How to Quickly Identify and Fix Performance Flaws with Open Source, Interactive Code Maps

How to Quickly Identify and Fix Performance Flaws with Open Source, Interactive Code Maps

Almost always, the fastest way to address bugs is to first be able to replicate them in your local environment. By verifying that you can replicate the issue locally, you can reduce your mean time to repair (MTTR) when responding to an incident or ticket.

As of today, the free, open source framework AppMap can tell you if you can replicate a performance bug locally, because now AppMap shows you performance data locally in your dev environment. You can compare this AppMap data to a reported issue to verify that you can identify and replicate a performance issue.

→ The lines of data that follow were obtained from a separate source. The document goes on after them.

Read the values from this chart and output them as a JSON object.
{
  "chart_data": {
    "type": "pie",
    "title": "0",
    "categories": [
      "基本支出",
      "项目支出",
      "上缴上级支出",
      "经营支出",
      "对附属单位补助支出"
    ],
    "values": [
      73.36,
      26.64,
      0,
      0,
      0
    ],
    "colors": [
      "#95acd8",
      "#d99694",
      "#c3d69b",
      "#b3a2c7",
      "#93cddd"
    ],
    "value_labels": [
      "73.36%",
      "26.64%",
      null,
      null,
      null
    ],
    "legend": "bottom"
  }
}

Beyond verifying that the issue can be replicated locally, AppMap captures the entire context of code being recorded and executed, and provides performance data at every step. This context includes snapshots of data which may contribute to or directly lead to performance issues. By providing you with everything you need to remediate the issue, AppMap has an edge over traditional profilers.

Once you identify the root cause and make your fix, comparing AppMap’s before-and-after performance data allows you to confirm that you’ve addressed the performance issue (in addition to any associated test cases). These before-and-after data can also be shared in a post-mortem to communicate the problem, attached to a ticket that describes the fix, and saved in a knowledge base (to help prevent the issue from happening again!)

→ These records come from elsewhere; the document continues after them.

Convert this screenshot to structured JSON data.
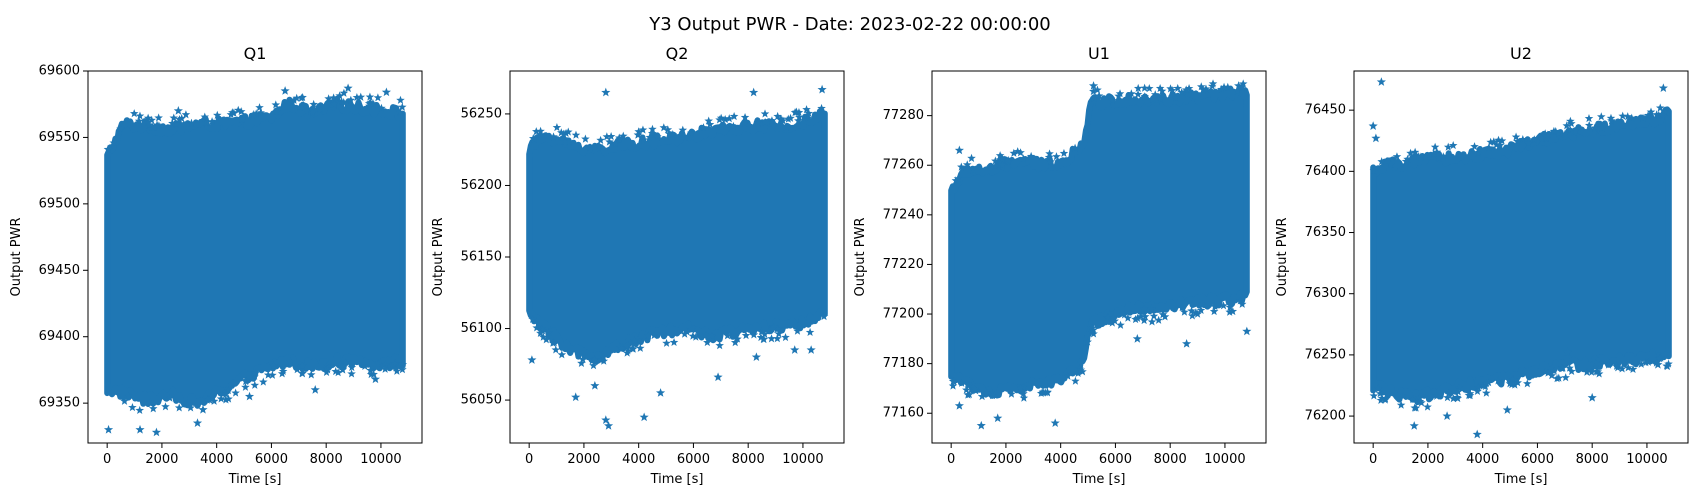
{
  "figure": {
    "suptitle": "Y3 Output PWR - Date: 2023-02-22 00:00:00"
  },
  "colors": {
    "marker": "#1f77b4",
    "axes": "#000000",
    "background": "#ffffff"
  },
  "chart_data": [
    {
      "type": "scatter",
      "title": "Q1",
      "xlabel": "Time [s]",
      "ylabel": "Output PWR",
      "marker": "star",
      "xlim": [
        -700,
        11500
      ],
      "ylim": [
        69320,
        69600
      ],
      "xticks": [
        0,
        2000,
        4000,
        6000,
        8000,
        10000
      ],
      "yticks": [
        69350,
        69400,
        69450,
        69500,
        69550,
        69600
      ],
      "x_range": [
        0,
        10800
      ],
      "band": [
        {
          "x": 0,
          "lo": 69360,
          "hi": 69535
        },
        {
          "x": 600,
          "lo": 69358,
          "hi": 69560
        },
        {
          "x": 1500,
          "lo": 69352,
          "hi": 69558
        },
        {
          "x": 2400,
          "lo": 69356,
          "hi": 69556
        },
        {
          "x": 3300,
          "lo": 69350,
          "hi": 69560
        },
        {
          "x": 4200,
          "lo": 69360,
          "hi": 69560
        },
        {
          "x": 5100,
          "lo": 69370,
          "hi": 69562
        },
        {
          "x": 6000,
          "lo": 69378,
          "hi": 69565
        },
        {
          "x": 6600,
          "lo": 69382,
          "hi": 69575
        },
        {
          "x": 7500,
          "lo": 69378,
          "hi": 69568
        },
        {
          "x": 8400,
          "lo": 69382,
          "hi": 69575
        },
        {
          "x": 9300,
          "lo": 69380,
          "hi": 69572
        },
        {
          "x": 10200,
          "lo": 69380,
          "hi": 69570
        },
        {
          "x": 10800,
          "lo": 69382,
          "hi": 69568
        }
      ],
      "outliers": [
        {
          "x": 50,
          "y": 69330
        },
        {
          "x": 1800,
          "y": 69328
        },
        {
          "x": 1200,
          "y": 69330
        },
        {
          "x": 3300,
          "y": 69335
        },
        {
          "x": 3500,
          "y": 69345
        },
        {
          "x": 6500,
          "y": 69585
        },
        {
          "x": 8800,
          "y": 69587
        },
        {
          "x": 10200,
          "y": 69584
        },
        {
          "x": 2600,
          "y": 69570
        },
        {
          "x": 7600,
          "y": 69360
        },
        {
          "x": 5200,
          "y": 69355
        },
        {
          "x": 9800,
          "y": 69368
        }
      ]
    },
    {
      "type": "scatter",
      "title": "Q2",
      "xlabel": "Time [s]",
      "ylabel": "Output PWR",
      "marker": "star",
      "xlim": [
        -700,
        11500
      ],
      "ylim": [
        56020,
        56280
      ],
      "xticks": [
        0,
        2000,
        4000,
        6000,
        8000,
        10000
      ],
      "yticks": [
        56050,
        56100,
        56150,
        56200,
        56250
      ],
      "x_range": [
        0,
        10800
      ],
      "band": [
        {
          "x": 0,
          "lo": 56110,
          "hi": 56225
        },
        {
          "x": 600,
          "lo": 56100,
          "hi": 56235
        },
        {
          "x": 1500,
          "lo": 56085,
          "hi": 56228
        },
        {
          "x": 2400,
          "lo": 56080,
          "hi": 56225
        },
        {
          "x": 3300,
          "lo": 56088,
          "hi": 56228
        },
        {
          "x": 4200,
          "lo": 56095,
          "hi": 56230
        },
        {
          "x": 5100,
          "lo": 56098,
          "hi": 56232
        },
        {
          "x": 6000,
          "lo": 56100,
          "hi": 56235
        },
        {
          "x": 6600,
          "lo": 56095,
          "hi": 56238
        },
        {
          "x": 7500,
          "lo": 56098,
          "hi": 56240
        },
        {
          "x": 8400,
          "lo": 56100,
          "hi": 56242
        },
        {
          "x": 9300,
          "lo": 56102,
          "hi": 56240
        },
        {
          "x": 10200,
          "lo": 56105,
          "hi": 56245
        },
        {
          "x": 10800,
          "lo": 56110,
          "hi": 56250
        }
      ],
      "outliers": [
        {
          "x": 2800,
          "y": 56265
        },
        {
          "x": 8200,
          "y": 56265
        },
        {
          "x": 10700,
          "y": 56267
        },
        {
          "x": 2900,
          "y": 56032
        },
        {
          "x": 2800,
          "y": 56036
        },
        {
          "x": 4200,
          "y": 56038
        },
        {
          "x": 1700,
          "y": 56052
        },
        {
          "x": 4800,
          "y": 56055
        },
        {
          "x": 2400,
          "y": 56060
        },
        {
          "x": 6900,
          "y": 56066
        },
        {
          "x": 100,
          "y": 56078
        },
        {
          "x": 10300,
          "y": 56085
        },
        {
          "x": 9700,
          "y": 56085
        },
        {
          "x": 8300,
          "y": 56080
        }
      ]
    },
    {
      "type": "scatter",
      "title": "U1",
      "xlabel": "Time [s]",
      "ylabel": "Output PWR",
      "marker": "star",
      "xlim": [
        -700,
        11500
      ],
      "ylim": [
        77148,
        77298
      ],
      "xticks": [
        0,
        2000,
        4000,
        6000,
        8000,
        10000
      ],
      "yticks": [
        77160,
        77180,
        77200,
        77220,
        77240,
        77260,
        77280
      ],
      "x_range": [
        0,
        10800
      ],
      "band": [
        {
          "x": 0,
          "lo": 77175,
          "hi": 77250
        },
        {
          "x": 600,
          "lo": 77172,
          "hi": 77258
        },
        {
          "x": 1500,
          "lo": 77168,
          "hi": 77258
        },
        {
          "x": 2400,
          "lo": 77170,
          "hi": 77262
        },
        {
          "x": 3300,
          "lo": 77172,
          "hi": 77260
        },
        {
          "x": 4200,
          "lo": 77175,
          "hi": 77262
        },
        {
          "x": 4800,
          "lo": 77180,
          "hi": 77268
        },
        {
          "x": 5100,
          "lo": 77196,
          "hi": 77285
        },
        {
          "x": 6000,
          "lo": 77200,
          "hi": 77286
        },
        {
          "x": 6600,
          "lo": 77202,
          "hi": 77287
        },
        {
          "x": 7500,
          "lo": 77202,
          "hi": 77286
        },
        {
          "x": 8400,
          "lo": 77204,
          "hi": 77287
        },
        {
          "x": 9300,
          "lo": 77205,
          "hi": 77288
        },
        {
          "x": 10200,
          "lo": 77206,
          "hi": 77289
        },
        {
          "x": 10800,
          "lo": 77207,
          "hi": 77288
        }
      ],
      "outliers": [
        {
          "x": 1100,
          "y": 77155
        },
        {
          "x": 3800,
          "y": 77156
        },
        {
          "x": 1700,
          "y": 77158
        },
        {
          "x": 300,
          "y": 77163
        },
        {
          "x": 5200,
          "y": 77292
        },
        {
          "x": 10500,
          "y": 77292
        },
        {
          "x": 6800,
          "y": 77190
        },
        {
          "x": 8600,
          "y": 77188
        },
        {
          "x": 10800,
          "y": 77193
        },
        {
          "x": 300,
          "y": 77266
        }
      ]
    },
    {
      "type": "scatter",
      "title": "U2",
      "xlabel": "Time [s]",
      "ylabel": "Output PWR",
      "marker": "star",
      "xlim": [
        -700,
        11500
      ],
      "ylim": [
        76178,
        76482
      ],
      "xticks": [
        0,
        2000,
        4000,
        6000,
        8000,
        10000
      ],
      "yticks": [
        76200,
        76250,
        76300,
        76350,
        76400,
        76450
      ],
      "x_range": [
        0,
        10800
      ],
      "band": [
        {
          "x": 0,
          "lo": 76225,
          "hi": 76400
        },
        {
          "x": 600,
          "lo": 76220,
          "hi": 76405
        },
        {
          "x": 1500,
          "lo": 76215,
          "hi": 76408
        },
        {
          "x": 2400,
          "lo": 76220,
          "hi": 76410
        },
        {
          "x": 3300,
          "lo": 76225,
          "hi": 76412
        },
        {
          "x": 4200,
          "lo": 76228,
          "hi": 76415
        },
        {
          "x": 5100,
          "lo": 76232,
          "hi": 76418
        },
        {
          "x": 6000,
          "lo": 76238,
          "hi": 76425
        },
        {
          "x": 6600,
          "lo": 76240,
          "hi": 76428
        },
        {
          "x": 7500,
          "lo": 76242,
          "hi": 76432
        },
        {
          "x": 8400,
          "lo": 76245,
          "hi": 76435
        },
        {
          "x": 9300,
          "lo": 76246,
          "hi": 76438
        },
        {
          "x": 10200,
          "lo": 76248,
          "hi": 76442
        },
        {
          "x": 10800,
          "lo": 76250,
          "hi": 76448
        }
      ],
      "outliers": [
        {
          "x": 300,
          "y": 76473
        },
        {
          "x": 0,
          "y": 76437
        },
        {
          "x": 100,
          "y": 76427
        },
        {
          "x": 10600,
          "y": 76468
        },
        {
          "x": 3800,
          "y": 76185
        },
        {
          "x": 1500,
          "y": 76192
        },
        {
          "x": 8000,
          "y": 76215
        },
        {
          "x": 2700,
          "y": 76200
        },
        {
          "x": 4900,
          "y": 76205
        },
        {
          "x": 10400,
          "y": 76242
        },
        {
          "x": 7100,
          "y": 76252
        }
      ]
    }
  ]
}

Here’s a brief demo of how to quickly troubleshoot and verify a fix of a performance issue in a popular community site application using AppMap. (FYI, we’ve modified this community app slightly for demo purposes). In case you prefer to read vs. watch, a written version of the demo follows the video.

Situation:

  • 00:02 It’s been brought to my attention that in our community app, listings of past meetings (that were recently added by a new team member) feel notably slower than renderings of future meetings, and a quick glance at database utilization shows a rapid increase of queries since the new feature has been introduced.
  • 00:22 I’ll use a custom test that will amplify the performance difference between the two cases, simulating fetching and rendering of 1000 meetings. perf-devto-01
  • To observe the behavior and measure the performance differences, I’m going to use the free and open source framework AppMap.
  • 00:39 Now let me run the test and see what’s going on in my application code: perf-devto-02
  • Now this is interesting, because the future meetings took .16s while past meetings took a lot more time, .42s.
  • Let’s drill down and compare the code flows of the two requests. perf-devto-03
  • This is a Django app and I can see that the renderer took .14s for future and .40s for past meetings. I can also instantly see that the first code flow has 4 children vs. 1500 of the second one.
  • 01:15 Let’s look at the first flow, first. perf-devto-04 I can see that four SQL commands were executed for the future meetings request: The first lists all future meetings from the table, and the two following SQL commands pre-fetch data for all future meetings from related tables.
  • 01:33 Let’s drill down to the second flow, the request to view all past meetings. The second sequence starts with fetching all past meetings. What follows is very different though: The ORM runs three queries for each past meeting in the database – that’s 1500 trips to the database total for 500 past meetings created by the test. Even on my dev environment with no other database load, the performance difference between the two SQL command patterns is remarkable. perf-data-2
  • 02:02 Let’s see what happens in the code that sets up the data entities. A quick glance in the view implementation reveals that the past meetings view lacks the select_related and prefetch_related method calls, causing the observed N+1 problem. perf-devto-05
  • Note that despite the obvious code issue, the tests were passing previously – functionally, the existing code worked – but it’s causing extra costs and risk, and puts an unnecessary strain on the database.
  • 02:34 Let’s fix and run the test again.
      class FutureMeetingsAll(ListView):
      template_name = "meetings/future_meetings_all.html"
      queryset = Meeting.objects.filter(
          when__gt=datetime.datetime.now() - datetime.timedelta(hours=3)
      ).order_by("when").select_related("where").prefetch_related("topics", "meeting_sponsors")
        
      class PastMeetingsAll(ListView):
      template_name = "meetings/past_meetings_all.html"
      queryset = Meeting.objects.filter(
          when__lt=datetime.datetime.now() - datetime.timedelta(hours=3)
      ).order_by("-when").select_related("where").prefetch_related("topics", "meeting_sponsors")
    
  • 02:50 And here we can see that with the fix in place, the number of the database queries dropped, and the performance of the past meetings flow has improved dramatically. perf-devto-06 perf-devto-07

To recap this demo, AppMap helped me quickly identify a performance problem and verify a fix by providing me with all the clues required to discover and address the performance-impacting flaw in my code.